If you’re looking for a book to escape in to, one full of magic and adventure and ancient stories, then stop what you’re doing right now and go get a copy of The Spinner of Dreams by K. A. Reynolds. This middle grade fantasy was perfect, and gave my imagination a much-needed work out.
In The Spinner of Dreams, we meet Annalise Meriwether, who was cursed at birth by the Spinner of Fate. As a result, her and her family are subjected to constant bad luck, everyone in their town avoids them, and hate and ruination follow them everywhere. To make matters worse, there’s also a physical component to Annalise’s curse: a black, heart-shaped mark on her hand that seems to have a mind of its own, spurting smoke and fire whenever she’s upset.

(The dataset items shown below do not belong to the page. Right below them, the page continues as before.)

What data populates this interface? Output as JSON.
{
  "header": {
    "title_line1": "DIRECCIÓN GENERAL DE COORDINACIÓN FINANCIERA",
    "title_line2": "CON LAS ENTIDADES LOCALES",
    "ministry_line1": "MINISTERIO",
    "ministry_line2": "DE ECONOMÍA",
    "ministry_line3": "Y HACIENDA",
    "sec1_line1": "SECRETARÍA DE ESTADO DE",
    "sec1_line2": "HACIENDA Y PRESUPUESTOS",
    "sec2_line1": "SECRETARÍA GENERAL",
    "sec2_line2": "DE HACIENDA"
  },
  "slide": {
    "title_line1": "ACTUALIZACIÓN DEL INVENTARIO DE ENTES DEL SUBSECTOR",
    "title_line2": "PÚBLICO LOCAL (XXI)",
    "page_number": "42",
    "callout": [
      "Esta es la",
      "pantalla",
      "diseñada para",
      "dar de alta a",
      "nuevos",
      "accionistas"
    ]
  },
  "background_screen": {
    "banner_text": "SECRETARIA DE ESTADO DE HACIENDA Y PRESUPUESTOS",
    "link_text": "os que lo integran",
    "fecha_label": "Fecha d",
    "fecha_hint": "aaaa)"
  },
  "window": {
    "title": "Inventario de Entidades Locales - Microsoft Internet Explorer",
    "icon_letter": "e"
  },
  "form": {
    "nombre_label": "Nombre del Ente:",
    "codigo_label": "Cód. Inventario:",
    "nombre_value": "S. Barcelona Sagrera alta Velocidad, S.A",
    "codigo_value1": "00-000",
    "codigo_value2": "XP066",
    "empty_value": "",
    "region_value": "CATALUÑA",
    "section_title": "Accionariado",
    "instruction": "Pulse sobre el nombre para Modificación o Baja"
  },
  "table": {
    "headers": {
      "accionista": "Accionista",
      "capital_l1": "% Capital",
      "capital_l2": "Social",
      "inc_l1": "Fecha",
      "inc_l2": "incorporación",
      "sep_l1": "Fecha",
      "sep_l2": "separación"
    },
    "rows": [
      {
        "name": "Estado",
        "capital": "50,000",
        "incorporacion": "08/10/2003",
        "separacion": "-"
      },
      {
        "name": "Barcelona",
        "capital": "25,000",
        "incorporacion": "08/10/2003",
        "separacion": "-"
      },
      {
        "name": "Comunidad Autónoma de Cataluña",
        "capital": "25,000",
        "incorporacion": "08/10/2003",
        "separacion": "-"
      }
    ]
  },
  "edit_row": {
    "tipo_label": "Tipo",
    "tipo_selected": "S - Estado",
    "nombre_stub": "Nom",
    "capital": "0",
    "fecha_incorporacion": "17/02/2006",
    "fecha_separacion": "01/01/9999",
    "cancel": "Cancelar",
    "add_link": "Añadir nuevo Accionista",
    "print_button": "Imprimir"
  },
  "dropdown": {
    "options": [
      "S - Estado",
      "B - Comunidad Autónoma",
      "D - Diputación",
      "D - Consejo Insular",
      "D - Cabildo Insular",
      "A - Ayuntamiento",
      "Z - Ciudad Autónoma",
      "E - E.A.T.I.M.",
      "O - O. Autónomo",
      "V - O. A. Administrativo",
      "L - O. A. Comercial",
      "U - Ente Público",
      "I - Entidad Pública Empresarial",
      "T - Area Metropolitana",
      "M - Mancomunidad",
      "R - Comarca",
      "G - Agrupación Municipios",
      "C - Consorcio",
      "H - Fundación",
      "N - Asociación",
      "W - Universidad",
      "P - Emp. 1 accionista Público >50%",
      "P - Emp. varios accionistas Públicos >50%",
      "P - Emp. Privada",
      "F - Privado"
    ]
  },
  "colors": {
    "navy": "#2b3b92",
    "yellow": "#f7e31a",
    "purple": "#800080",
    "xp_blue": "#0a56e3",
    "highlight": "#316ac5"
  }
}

Annalise is only 11 years old, but she’s tired of her curse and longs for a normal life where her family can be happy. She refuses to accept the path that was created for her by the Spinner of Fate, and vows to change it.
Growing up, Annalise heard all the old stories: there is the Spinner of Fate, but there is also her twin sister, the Spinner of Dreams. If you enter the Spinner of Fate’s labyrinth and beat all the challenges, you can enter the Dreamlands. Here, the Spinner of Dreams can grant your wildest wishes.
Despite being absolutely terrified of what may happen, Annalise sets out to alter her fate and fulfill her dream of being free from her curse. What follows is an epic adventure, full of hope and bravery, lots of magic, tests of strength and courage, and finding true friendship.
One of the main themes throughout the book was how Annalise dealt with her anxiety. There were many things that frightened her, and certain events, such as her train ride, brought on panic attacks and intense negative thoughts. It’s rare to see a book portray mental illness in such a realistic way, but this one was spot on. As someone who has dealt with panic attacks and still works at managing anxiety, I felt for Annalise, and loved seeing her strength and courage shine through. It was great to see a young character deal with these issues, and I hope young readers also find solace in the story.
I also really loved the writing in the book as well. The magic jumped off the pages, and the descriptions were incredibly immersive. I could really feel myself getting lost in the story and it was wonderful. While the book is written specifically for middle grade audiences, I believe that readers of all ages will be able to enjoy it.
Thank you to Harper Collins Canada and HCC Frenzy for sending me a copy of this book in exchange for an honest review. The Spinner of Dreams was released on August 27, 2019, and is available wherever books are sold.